Activation of innate immunity in the CNS triggers neurodegeneration through a Toll-like receptor 4-dependent pathway

Abstract

Innate immunity is an evolutionarily ancient system that provides organisms with immediately available defense mechanisms through recognition of pathogen-associated molecular patterns. We show that in the CNS, specific activation of innate immunity through a Toll-like receptor 4 (TLR4)-dependent pathway leads to neurodegeneration. We identify microglia as the major lipopolysaccharide (LPS)-responsive cell in the CNS. TLR4 activation leads to extensive neuronal death in vitro that depends on the presence of microglia. LPS leads to dramatic neuronal loss in cultures prepared from wild-type mice but does not induce neuronal injury in CNS cultures derived from tlr4 mutant mice. In an in vivo model of neurodegeneration, stimulating the innate immune response with LPS converts a subthreshold hypoxic-ischemic insult from no discernable neuronal injury to severe axonal and neuronal loss. In contrast, animals bearing a loss-of-function mutation in the tlr4 gene are resistant to neuronal injury in the same model. The present study demonstrates a mechanistic link among innate immunity, TLRs, and neurodegeneration.

Fig. 1.

LPS induces axonal, oligodendrocyte, and microglial death. Mixed CNS cultures from rat forebrains were incubated with 10 μg/ml LPS in combination with 20 mM KCl or with PBS for 5 days. Staining with antibodies against neurofilament, O4, and glial fibrillary acidic protein marked axons, oligodendrocytes, and astrocytes, respectively. Microglia were stained with isolectin B4. DAPI staining revealed the total number of cells by staining all nuclei. (Scale bar, 50 μm.)

Fig. 2.

LPS-induced neurotoxicity does not depend on cell type or species. Mixed CNS cultures were prepared from mouse and chicken spinal cords. Dorsal root ganglion cells (DRG) were generated from chicken, and mixed glia from rat were added. Cultures were treated with 10 μg/ml LPS in combination with 20 mM KCl or PBS for 5 days. Dendrites and axons were stained with microtubule-associated protein 2 and antibody against neurofilament. Nuclei were stained with DAPI. (Scale bar, 50 μm.)

Fig. 3.

LPS-induced neurotoxicity is not cell-autonomous but requires microglia.

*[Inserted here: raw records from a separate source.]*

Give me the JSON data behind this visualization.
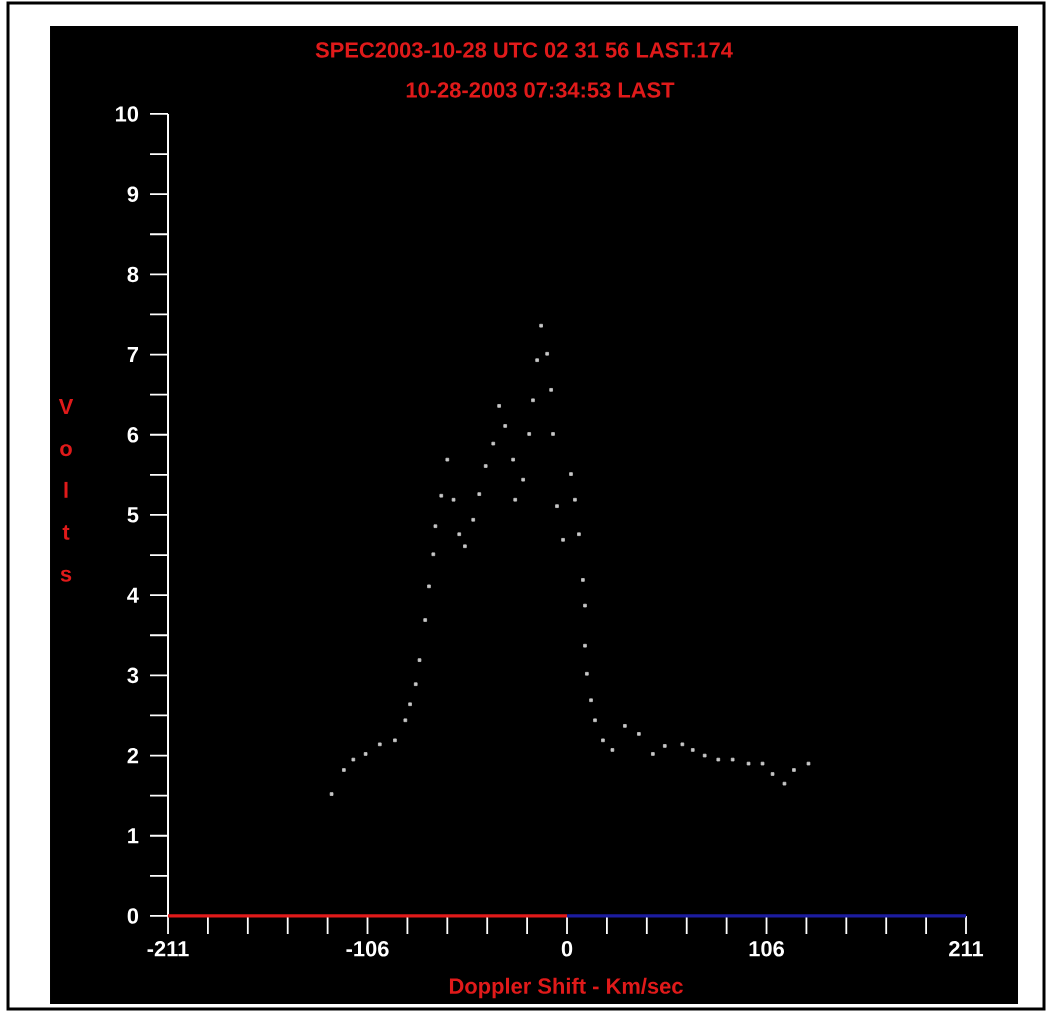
{
  "chart_data": {
    "type": "scatter",
    "title": "SPEC2003-10-28 UTC  02 31 56 LAST.174",
    "subtitle": "10-28-2003  07:34:53 LAST",
    "xlabel": "Doppler Shift - Km/sec",
    "ylabel": "Volts",
    "color": "#c8c8c8",
    "marker": "square",
    "x": [
      -124.5,
      -118,
      -113,
      -106.5,
      -99,
      -91,
      -85.5,
      -83,
      -80,
      -78,
      -75,
      -73,
      -70.7,
      -69.6,
      -66.5,
      -63.3,
      -60,
      -57,
      -54,
      -49.6,
      -46.4,
      -43,
      -39,
      -35.9,
      -32.7,
      -28.5,
      -27.4,
      -23.2,
      -20,
      -18,
      -15.8,
      -13.7,
      -10.5,
      -8.4,
      -7.4,
      -5.3,
      -2.1,
      2.1,
      4.2,
      6.3,
      8.4,
      9.5,
      9.5,
      10.5,
      12.7,
      14.8,
      19,
      24,
      30.6,
      38,
      45.4,
      51.7,
      61,
      66.5,
      72.8,
      80,
      87.6,
      96,
      103.4,
      108.7,
      115,
      120,
      127.7
    ],
    "values": [
      1.52,
      1.82,
      1.95,
      2.02,
      2.14,
      2.19,
      2.44,
      2.64,
      2.89,
      3.19,
      3.69,
      4.11,
      4.51,
      4.86,
      5.24,
      5.69,
      5.19,
      4.76,
      4.61,
      4.94,
      5.26,
      5.61,
      5.89,
      6.36,
      6.11,
      5.69,
      5.19,
      5.44,
      6.01,
      6.43,
      6.93,
      7.36,
      7.01,
      6.56,
      6.01,
      5.11,
      4.69,
      5.51,
      5.19,
      4.76,
      4.19,
      3.87,
      3.37,
      3.02,
      2.69,
      2.44,
      2.19,
      2.07,
      2.37,
      2.27,
      2.02,
      2.12,
      2.14,
      2.07,
      2.0,
      1.95,
      1.95,
      1.9,
      1.9,
      1.77,
      1.65,
      1.82,
      1.9
    ],
    "xlim": [
      -211,
      211
    ],
    "ylim": [
      0,
      10
    ],
    "xticks": [
      -211,
      {
        "value": -189.9,
        "label": null
      },
      {
        "value": -168.8,
        "label": null
      },
      {
        "value": -147.7,
        "label": null
      },
      {
        "value": -126.6,
        "label": null
      },
      {
        "value": -105.5,
        "label": "-106"
      },
      {
        "value": -84.4,
        "label": null
      },
      {
        "value": -63.3,
        "label": null
      },
      {
        "value": -42.2,
        "label": null
      },
      {
        "value": -21.1,
        "label": null
      },
      0,
      {
        "value": 21.1,
        "label": null
      },
      {
        "value": 42.2,
        "label": null
      },
      {
        "value": 63.3,
        "label": null
      },
      {
        "value": 84.4,
        "label": null
      },
      {
        "value": 105.5,
        "label": "106"
      },
      {
        "value": 126.6,
        "label": null
      },
      {
        "value": 147.7,
        "label": null
      },
      {
        "value": 168.8,
        "label": null
      },
      {
        "value": 189.9,
        "label": null
      },
      211
    ],
    "yticks": [
      0,
      {
        "value": 0.5,
        "label": null
      },
      1,
      {
        "value": 1.5,
        "label": null
      },
      2,
      {
        "value": 2.5,
        "label": null
      },
      3,
      {
        "value": 3.5,
        "label": null
      },
      4,
      {
        "value": 4.5,
        "label": null
      },
      5,
      {
        "value": 5.5,
        "label": null
      },
      6,
      {
        "value": 6.5,
        "label": null
      },
      7,
      {
        "value": 7.5,
        "label": null
      },
      8,
      {
        "value": 8.5,
        "label": null
      },
      9,
      {
        "value": 9.5,
        "label": null
      },
      10
    ]
  }
}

Cortical neurons and microglia were prepared from rat forebrains. (A) Purified neurons and neurons in combination with microglia were incubated with 10 μg/ml LPS/KCl or PBS. After 2 days, cultures were fixed and stained with NeuN and F4/80 to mark neurons and microglia, respectively. (Scale bar, 50 μm.) (B) Quantitation of NeuN⁺ neurons in purified and microglia-enriched cultures in the presence or absence of LPS/KCl. Results are presented as mean ± SE. P < 0.001. (C) PCR. TLR4 is expressed in microglia but not in neurons. RNA was isolated from purified neuronal and microglial cultures and amplified by RT-PCR with specific primers for TLR4, CD14, or β-actin. (D) Fluorescently labeled LPS binds to microglia but not to neurons. Enriched cultures of microglia and cortical neurons were incubated with Alexa-tagged LPS and analyzed by immunofluorescence. Parallel cultures were stained to identify microglia (F4/80) and neurons (NeuN). (Scale bar, 100 μm.)

Fig. 4.

TLR4 is necessary for LPS-induced neuronal injury in vitro. Mixed CNS cultures prepared from BALB/cJ and lps^d mouse forebrains were incubated with 10 μg/ml LPS alone or in combination with 20 mM KCl for 5 days. (A) Cultures were stained with antibody against neurofilament to mark axons and with DAPI. (Scale bar, 50 μm.) (B) Cultures were stained with antibody NeuN (neurons) and DAPI. (Scale bar, 50 μm.) (C) Quantitation of NeuN⁺ neurons from BALB/cJ and lps^d mice in the presence or absence of LPS. Experiments were repeated three times. Results are presented as mean ± SE. P < 0.001.

Fig. 5.

TLR4 is necessary for LPS-induced neuronal injury in vivo. Coronal brain sections of P11 neonatal BALB/cJ and lps^d mice that received a single dose of either LPS or vehicle i.p. before being exposed to HI treatment on P7 were stained with antibodies against neurofilament (A) or NeuN (B). (Scale bar, 50 μm.)